A production-grade message queue system for agent communication and LLM backend load balancing in large-scale multi-agent systems. This system provides a scalable solution using Apache Kafka for reliable message distribution with comprehensive features for agent communication, message management, and load balancing.
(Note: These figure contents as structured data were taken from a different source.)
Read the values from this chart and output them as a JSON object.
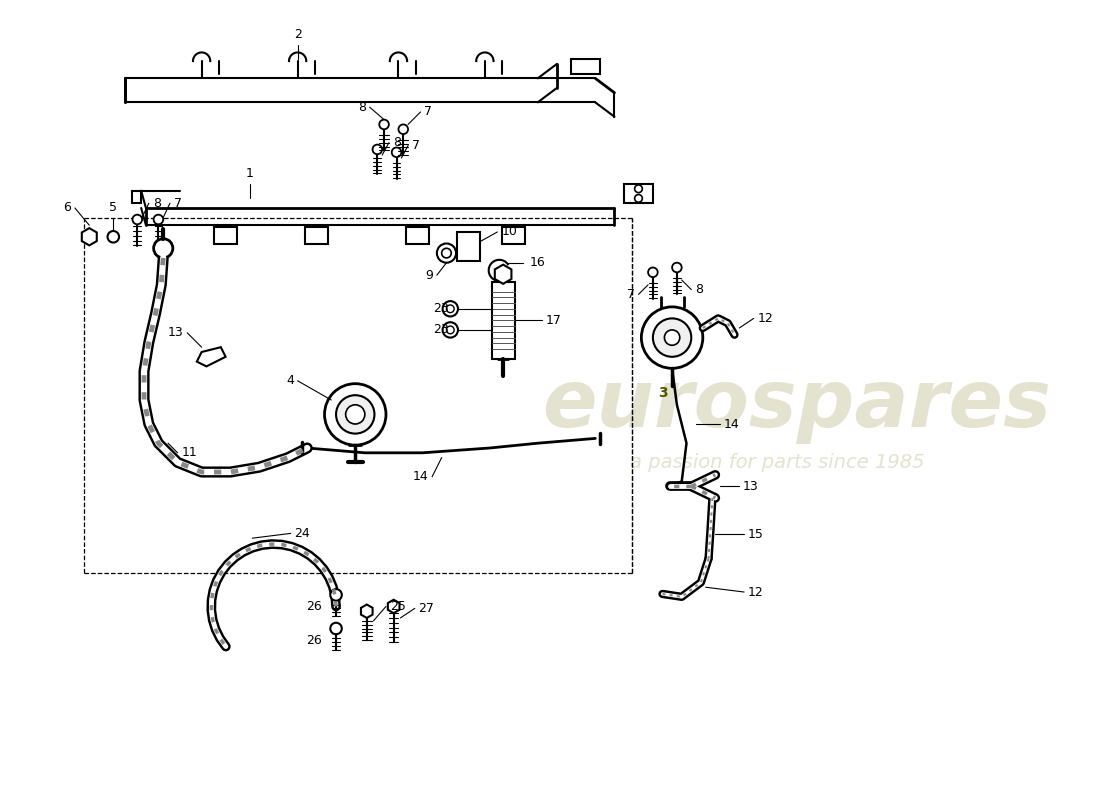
{
  "bg_color": "#ffffff",
  "line_color": "#000000",
  "watermark_text1": "eurospares",
  "watermark_text2": "a passion for parts since 1985",
  "watermark_color1": "#c8c8a0",
  "watermark_color2": "#c8b870"
}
- Robust Message Distribution: Built on Apache Kafka for reliable, scalable message handling
- Auto-Partitioning: Kafka topics automatically scale based on agent load
- Stateful Management: Comprehensive tracking of message states and history
- Persistence: Automatic saving of all interactions to JSON files
- RESTful API: Complete FastAPI interface for all messaging operations
- Authentication & Authorization: JWT-based secure agent authentication
- Production-Ready: Deployment with Gunicorn/Uvicorn for high performance
- Comprehensive Logging: Detailed logs using Loguru
- Containerized: Docker and Docker Compose setup for easy deployment
- Message Types: Support for different message types (chat, commands, function calls)
- Group Messaging: Ability to create agent groups for targeted communication
- Load Balancing: Built-in LLM backend load balancing capabilities
The Agent Messaging System is built with the following components:
- Kafka Backend: For reliable message distribution and queuing
- SwarmsDB Class: Core messaging logic and state management
- FastAPI Server: RESTful API for agent interaction
- Gunicorn/Uvicorn: ASGI server for production deployment
# Clone the repository
git clone https://github.com/yourusername/agent-messaging-system.git
cd agent-messaging-system
# Start the entire stack (Kafka, Zookeeper, API)
docker-compose up -d
# The API will be available at http://localhost:8000
# The Kafka UI will be available at http://localhost:8080
- Install Poetry (dependency management):
curl -sSL https://install.python-poetry.org | python3 -
- Install dependencies:
poetry install
-
Make sure Kafka is running and accessible.
-
Start the API server:
# For development
./start.sh development
# For production
./start.sh production
The system can be configured using environment variables:
# API Configuration
API_ENV=production
PORT=8000
# Security
JWT_SECRET=your_secret_key_here
JWT_ALGORITHM=HS256
TOKEN_EXPIRE_MINUTES=1440
# Kafka Configuration
KAFKA_BOOTSTRAP_SERVERS=kafka:9092
KAFKA_TOPIC_PREFIX=agent_messaging_
KAFKA_NUM_PARTITIONS=6
KAFKA_REPLICATION_FACTOR=1
# Message History Configuration
MESSAGE_HISTORY_DIR=/app/message_history
SAVE_INTERVAL_SECONDS=300
# Rate Limiting
RATE_LIMIT_PER_MINUTE=300
# Get access token
curl -X POST http://localhost:8000/auth/token \
-H "Content-Type: application/json" \
-d '{"username":"agent1", "password":"password"}'
curl -X POST http://localhost:8000/agents/register \
-H "Authorization: Bearer YOUR_TOKEN" \
-H "Content-Type: application/json" \
-d '{"agent_id":"agent1", "description":"AI Assistant Agent"}'
curl -X POST http://localhost:8000/messages \
-H "Authorization: Bearer YOUR_TOKEN" \
-H "Content-Type: application/json" \
-d '{
"content": "Hello, can you analyze this data?",
"receiver_id": "agent2",
"message_type": "command",
"priority": 2
}'
curl -X POST http://localhost:8000/agents/receive \
-H "Authorization: Bearer YOUR_TOKEN" \
-d "max_messages=10&timeout=2.0"
curl -X POST http://localhost:8000/groups \
-H "Authorization: Bearer YOUR_TOKEN" \
-H "Content-Type: application/json" \
-d '{
"group_name": "analysis_team",
"agent_ids": ["agent2", "agent3", "agent4"]
}'
curl -X POST http://localhost:8000/groups/message \
-H "Authorization: Bearer YOUR_TOKEN" \
-H "Content-Type: application/json" \
-d '{
"group_name": "analysis_team",
"content": "Everyone, please review these results.",
"message_type": "chat"
}'
poetry run pytest
poetry run black .
poetry run isort .
poetry run mypy .
For production deployment, we recommend using Docker Compose with appropriate environment variables for security.
- Edit the environment variables in docker-compose.yml
- Ensure the JWT_SECRET is a secure random string
- Deploy with docker-compose:
docker-compose up -d
MIT
Contributions are welcome! Please feel free to submit a Pull Request.